“Mentre rimaniamo per lo più incerti nel soppesare i benefici e i pericoli connessi all’impatto dell’Intelligenza Artificiale sulle nostre vite e sugli apparati produttivi, il sentiment di quanti l’hanno già testata oscilla tra la paura e l’acceso consenso, secondo uno schema dicotomico che si ripresenta ogniqualvolta ci troviamo di fronte a grandi rivoluzioni tecnologiche annunciate”.
Questo è uno tra i principali risultati del 19° Rapporto sulla comunicazione del Censis, promosso da Intesa Sanpaolo, Mediaset, Rai, Tv2000 e Windtre, presentato Roma da Giorgio De Rita, Segretario Generale del Censis.
Dell’Intelligenza Artificiale – spiegano gli analisi del Censis – si parla molto, non tanto per i suoi impieghi, quanto per gli effetti che potrà avere nel futuro.
Il 74,0% degli italiani ritiene che attualmente gli effetti prodotti dall’Intelligenza Artificiale siano imprevedibili. Eppure – spiegano al Censis – in proporzione pressoché analoga, vengono espressi giudizi molto netti sugli effetti che essa potrà produrre, sia di tipo allarmistico che ottimista. Tra questi ultimi si può annoverare il 73,2% di quanti ritengono che le macchine non potranno mai sviluppare una vera forma di intelligenza come gli umani. Questa impressione è però contrastata dal 63,9% del totale, che contemporaneamente ritiene che con l’avvento dell’Intelligenza Artificiale ci sarà la fine dell’empatia umana a causa della crescente dipendenza dall’interazione con le macchine.
“Molto elevata, inoltre, è anche la preoccupazione relativa al fatto che i ricchi saranno ancora più ricchi e i poveri saranno ancora più poveri (72,5%). Per il 65,5% degli intervistati gli effetti sull’occupazione saranno disastrosi a causa della sostituzione degli esseri umani con computer e robot.
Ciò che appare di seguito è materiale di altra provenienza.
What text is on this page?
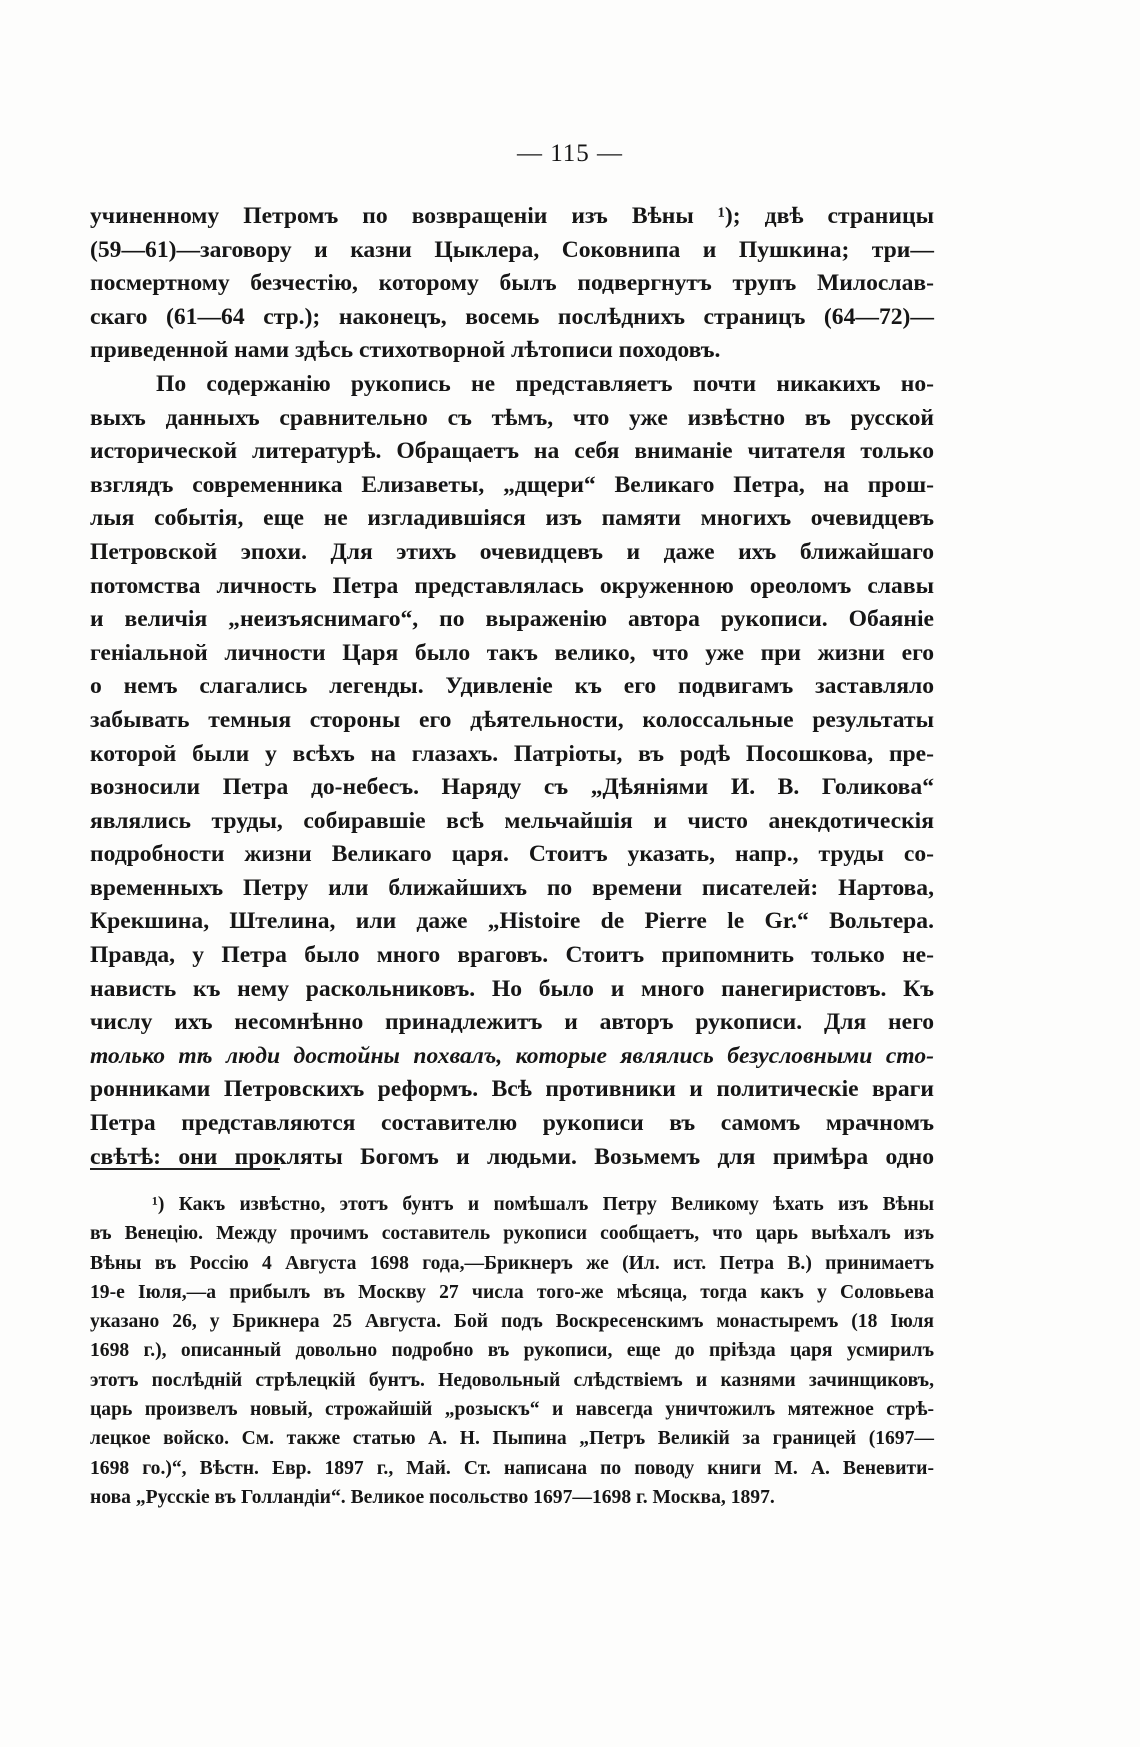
— 115 —
учиненному Петромъ по возвращеніи изъ Вѣны ¹); двѣ страницы
(59—61)—заговору и казни Цыклера, Соковнипа и Пушкина; три—
посмертному безчестію, которому былъ подвергнутъ трупъ Милослав-
скаго (61—64 стр.); наконецъ, восемь послѣднихъ страницъ (64—72)—
приведенной нами здѣсь стихотворной лѣтописи походовъ.
По содержанію рукопись не представляетъ почти никакихъ но-
выхъ данныхъ сравнительно съ тѣмъ, что уже извѣстно въ русской
исторической литературѣ. Обращаетъ на себя вниманіе читателя только
взглядъ современника Елизаветы, „дщери“ Великаго Петра, на прош-
лыя событія, еще не изгладившіяся изъ памяти многихъ очевидцевъ
Петровской эпохи. Для этихъ очевидцевъ и даже ихъ ближайшаго
потомства личность Петра представлялась окруженною ореоломъ славы
и величія „неизъяснимаго“, по выраженію автора рукописи. Обаяніе
геніальной личности Царя было такъ велико, что уже при жизни его
о немъ слагались легенды. Удивленіе къ его подвигамъ заставляло
забывать темныя стороны его дѣятельности, колоссальные результаты
которой были у всѣхъ на глазахъ. Патріоты, въ родѣ Посошкова, пре-
возносили Петра до-небесъ. Наряду съ „Дѣяніями И. В. Голикова“
являлись труды, собиравшіе всѣ мельчайшія и чисто анекдотическія
подробности жизни Великаго царя. Стоитъ указать, напр., труды со-
временныхъ Петру или ближайшихъ по времени писателей: Нартова,
Крекшина, Штелина, или даже „Histoire de Pierre le Gr.“ Вольтера.
Правда, у Петра было много враговъ. Стоитъ припомнить только не-
нависть къ нему раскольниковъ. Но было и много панегиристовъ. Къ
числу ихъ несомнѣнно принадлежитъ и авторъ рукописи. Для него
только тѣ люди достойны похвалъ, которые являлись безусловными сто-
ронниками Петровскихъ реформъ. Всѣ противники и политическіе враги
Петра представляются составителю рукописи въ самомъ мрачномъ
свѣтѣ: они прокляты Богомъ и людьми. Возьмемъ для примѣра одно
¹) Какъ извѣстно, этотъ бунтъ и помѣшалъ Петру Великому ѣхать изъ Вѣны
въ Венецію. Между прочимъ составитель рукописи сообщаетъ, что царь выѣхалъ изъ
Вѣны въ Россію 4 Августа 1698 года,—Брикнеръ же (Ил. ист. Петра В.) принимаетъ
19-е Іюля,—а прибылъ въ Москву 27 числа того-же мѣсяца, тогда какъ у Соловьева
указано 26, у Брикнера 25 Августа. Бой подъ Воскресенскимъ монастыремъ (18 Іюля
1698 г.), описанный довольно подробно въ рукописи, еще до пріѣзда царя усмирилъ
этотъ послѣдній стрѣлецкій бунтъ. Недовольный слѣдствіемъ и казнями зачинщиковъ,
царь произвелъ новый, строжайшій „розыскъ“ и навсегда уничтожилъ мятежное стрѣ-
лецкое войско. См. также статью А. Н. Пыпина „Петръ Великій за границей (1697—
1698 го.)“, Вѣстн. Евр. 1897 г., Май. Ст. написана по поводу книги М. А. Веневити-
нова „Русскіе въ Голландіи“. Великое посольство 1697—1698 г. Москва, 1897.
Per il 43,0%, invece, si creeranno posti di lavoro in nuovi settori.
Il 71,3% ritiene invece che con la diffusione delle applicazioni di Intelligenza Artificiale aumenteranno i problemi di sicurezza per i sistemi informatici e i rischi di cybercrime, solo per il 31,3% le città diventeranno più sicure, mentre per il 66,3% saremo tutti controllati dagli algoritmi, per cui ci sarà la fine della privacy dei cittadini, per non parlare del 68,3%, per i quali aumenteranno le notizie non verificabili, di conseguenza non sapremo più distinguere il vero dal falso, con grandi rischi per le democrazie.
C’è di più. Secondo gli analisti di De Rita, per la precisione il 55,9% si aspetta un miglioramento delle cure mediche grazie all’Intelligenza Artificiale. Ma non potevano mancare quelli che se la prendono con i giovani, che non sono pochi, visto che il 41,0% prevede che utilizzando l’Intelligenza Artificiale, gli studenti smetteranno di studiare.
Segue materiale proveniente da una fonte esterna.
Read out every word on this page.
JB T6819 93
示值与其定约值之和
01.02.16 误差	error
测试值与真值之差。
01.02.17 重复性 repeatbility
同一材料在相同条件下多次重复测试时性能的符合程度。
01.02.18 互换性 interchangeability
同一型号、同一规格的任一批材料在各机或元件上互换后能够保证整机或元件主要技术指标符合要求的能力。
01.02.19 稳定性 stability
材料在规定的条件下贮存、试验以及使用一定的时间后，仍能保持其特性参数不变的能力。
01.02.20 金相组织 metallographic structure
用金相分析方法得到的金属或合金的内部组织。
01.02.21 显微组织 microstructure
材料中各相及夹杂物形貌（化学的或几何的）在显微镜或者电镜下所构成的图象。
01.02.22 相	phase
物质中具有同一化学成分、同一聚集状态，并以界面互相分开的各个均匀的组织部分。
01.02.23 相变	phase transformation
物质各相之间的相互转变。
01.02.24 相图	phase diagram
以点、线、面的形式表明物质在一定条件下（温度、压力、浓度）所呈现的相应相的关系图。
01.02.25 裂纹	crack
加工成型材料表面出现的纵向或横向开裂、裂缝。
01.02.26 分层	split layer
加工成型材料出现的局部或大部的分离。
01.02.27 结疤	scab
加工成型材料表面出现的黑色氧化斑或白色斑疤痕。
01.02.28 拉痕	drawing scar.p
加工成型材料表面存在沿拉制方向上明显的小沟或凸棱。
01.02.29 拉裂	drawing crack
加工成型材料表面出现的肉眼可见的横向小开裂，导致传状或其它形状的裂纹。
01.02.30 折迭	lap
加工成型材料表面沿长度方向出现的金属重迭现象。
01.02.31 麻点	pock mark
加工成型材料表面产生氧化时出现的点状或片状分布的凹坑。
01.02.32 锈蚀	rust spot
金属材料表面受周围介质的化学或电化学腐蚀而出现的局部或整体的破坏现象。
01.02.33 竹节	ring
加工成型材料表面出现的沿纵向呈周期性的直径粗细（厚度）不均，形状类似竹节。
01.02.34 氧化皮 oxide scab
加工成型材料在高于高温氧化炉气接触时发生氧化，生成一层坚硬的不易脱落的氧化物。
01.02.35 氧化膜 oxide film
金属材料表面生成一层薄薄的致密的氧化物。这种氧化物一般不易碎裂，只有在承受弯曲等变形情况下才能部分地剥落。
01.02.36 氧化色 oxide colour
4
Il vero dato allarmante di questo diciannovesimo Rapporto sulla Comunicazione riguarda la carta stampata, o giornali tradizionali, un mondo che a giudizio del Censis vive in crisi perenne.
“Per i media a stampa – spiegano gli analisti del Censis – si accentua ulteriormente la crisi ormai storica, a cominciare dai quotidiani cartacei venduti in edicola, che nel 2007 erano letti dal 67,0% degli italiani, ridottisi al 22,0% nel 2023. Con una differenza pari a -3,4% in un anno e a -45,0% in quindici anni. Impressionante come dato.
Non solo ma si registra ancora una limatura dei lettori dei settimanali (-1,7%) e dei mensili (-2,8%), ma la novità di questo Rapporto è che anche “gli utenti dei quotidiani online diminuiscono al 30,5% degli italiani (-2,5% in un anno), mentre sono stabili quanti utilizzano i siti web d’informazione (il 58,1% come già nel 2022, ma cresciuti del 21,6% dal 2011)”.
Chi invece sembra salvarsi è la radio, che secondo gli esperti del Censis “continua a rivelarsi all’avanguardia all’interno dei processi di ibridazione del sistema dei media”.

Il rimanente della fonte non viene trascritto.